You conclude that the solution to cheating with AI is not blanket policies across universities. Departments need to develop their own policies. Why did you come to that conclusion? 

One of the issues that a lot of faculty are running into is that it’s not easy to detect GenAI. Sometimes you think student work is by AI, but it may not be. And even if you detect AI use, you may spend a lot of time trying to prove that compared to plagiarism cases, where there’s evidence that is easier to collect.

AI detection software is evolving, so there are newer detectors that are able to find AI-generated text better, but it’s a cat-and-mouse game, because at the same time, there are AI humanizers, services that allow you to make your text or code look human-written. So it will be a never-ending battle. 

Another solution is to ban AI throughout. This is not a productive solution. Students will continue using AI. Some use it in their courses to learn better, to explain material and to ask questions that they would not be comfortable asking their faculty. 

So it’s challenging for universities to stay away from that wave of AI adoption, and they need to teach students to use AI. But what responsible AI use looks like is different in different fields — writing, coding, problem-solving, lab work and creative work all raise different questions. For that reason, a blanket ban probably wouldn’t work.

The study found disparities in the use of generative AI by different members of demographic groups, with low-income, racially underrepresented and female students less likely to use it. Why is that concerning?

This is even more important than the cheating part. We have not had much systematic evidence on disparities in students’ use of AI tools.

One thing that stood out is socioeconomic and racial disparities in AI use, and that, I think, will probably become worse as newer, more expensive models become available. 

My concern is that students from wealthier families can access advanced AI tools with stronger capabilities and fewer usage limits. But students who don’t have resources may only be able to use free AI tools that are clunkier and have limits.

A lot of employers are interested in graduates who have experience working with AI tools. Students from higher socioeconomic backgrounds may get an advantage that’s not necessarily about their skills, but rather about the ability to pay for those tools. That’s a very important component of this study. 

Why do you think that these findings should matter to students?

Using AI in your learning can do a trick on you.
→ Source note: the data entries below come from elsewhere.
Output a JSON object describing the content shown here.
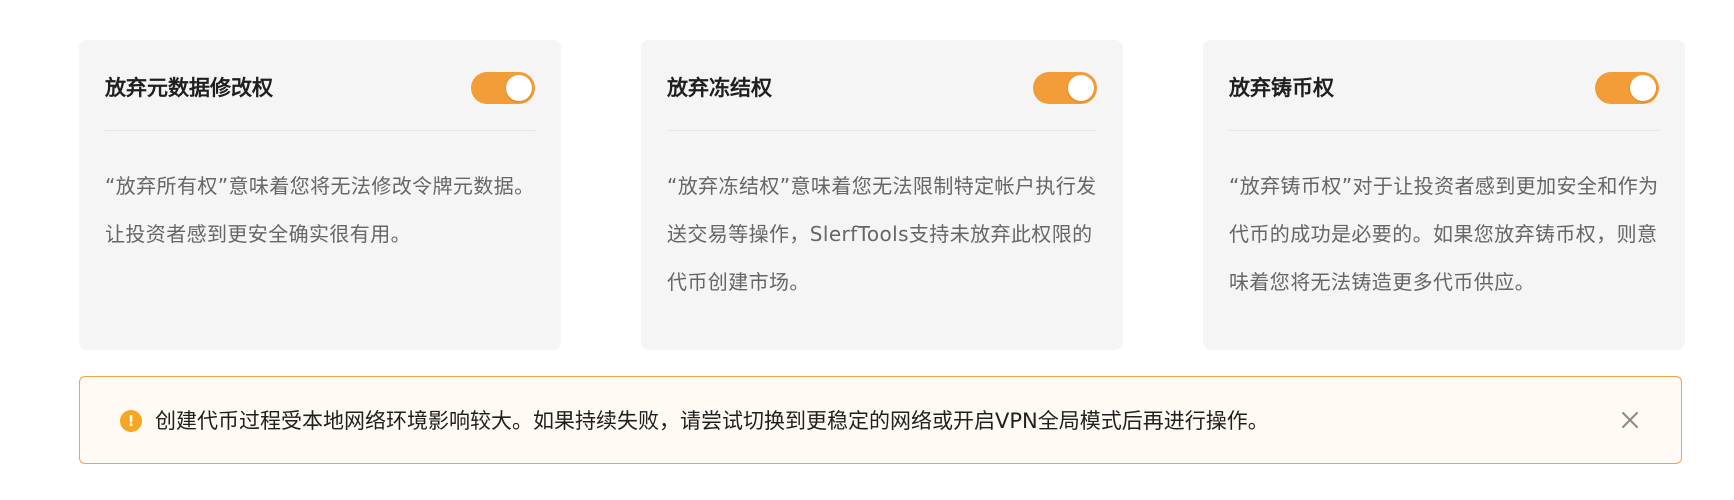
{
  "cards": [
    {
      "title": "放弃元数据修改权",
      "toggle_on": true,
      "description": "“放弃所有权”意味着您将无法修改令牌元数据。让投资者感到更安全确实很有用。"
    },
    {
      "title": "放弃冻结权",
      "toggle_on": true,
      "description": "“放弃冻结权”意味着您无法限制特定帐户执行发送交易等操作，SlerfTools支持未放弃此权限的代币创建市场。"
    },
    {
      "title": "放弃铸币权",
      "toggle_on": true,
      "description": "“放弃铸币权”对于让投资者感到更加安全和作为代币的成功是必要的。如果您放弃铸币权，则意味着您将无法铸造更多代币供应。"
    }
  ],
  "alert": {
    "icon": "exclamation-circle-icon",
    "icon_glyph": "!",
    "message": "创建代币过程受本地网络环境影响较大。如果持续失败，请尝试切换到更稳定的网络或开启VPN全局模式后再进行操作。",
    "close_icon": "close-icon"
  },
  "colors": {
    "accent": "#f29d38",
    "card_bg": "#f5f5f5",
    "alert_bg": "#fffaf3",
    "alert_border": "#f0a34a",
    "warning_icon": "#f5a623"
  }
}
You may produce something polished for class, and may even get a good grade, but not develop the skill the assignment was meant to build. 

There are some experimental studies that show that people learn much worse with AI and don’t develop durable skills compared to learning without AI. A lot of students may just be very misinformed in terms of how good or bad they are in certain areas, and they may underinvest in some foundational skills. 
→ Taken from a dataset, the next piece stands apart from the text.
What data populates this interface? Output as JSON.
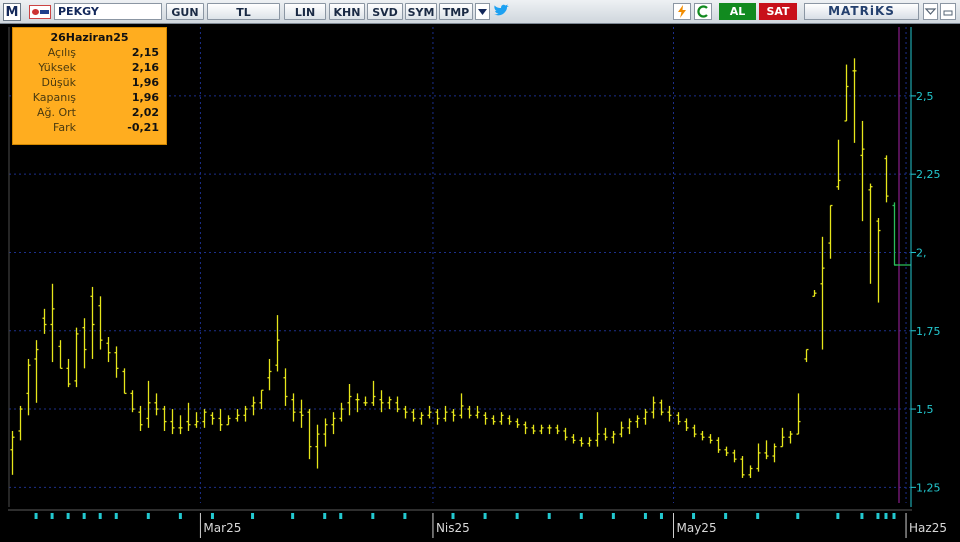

And we don’t know the future of AI in the workplace. In that kind of uncertain world, it’s important that you understand how AI is impacting your education.

I encourage students to pause and ask themselves when using AI: “Could I explain this without the tool? Could I do a similar task on my own tomorrow? Did AI help me understand the material better, or did it mainly help me finish faster?” Those simple questions can help students track whether AI is supporting their learning or replacing it.

But it’s challenging. I really feel for students. 

Why do your study’s findings matter for universities? 

There was already a crisis of trust in higher education long before AI arrived. But AI creates another point of critique of universities — are they up to the task of teaching and assessing student skills during the Age of AI? 

How universities respond to that challenge will shape people’s trust in them. Because if every student gets an excellent grade, it becomes harder to trust that credential.

There are already a lot of important efforts underway by universities to navigate the impacts of AI, including at UC Berkeley. But the evidence from our paper shows that these initiatives need more resources and higher prioritization.

This interview has been edited for length and clarity.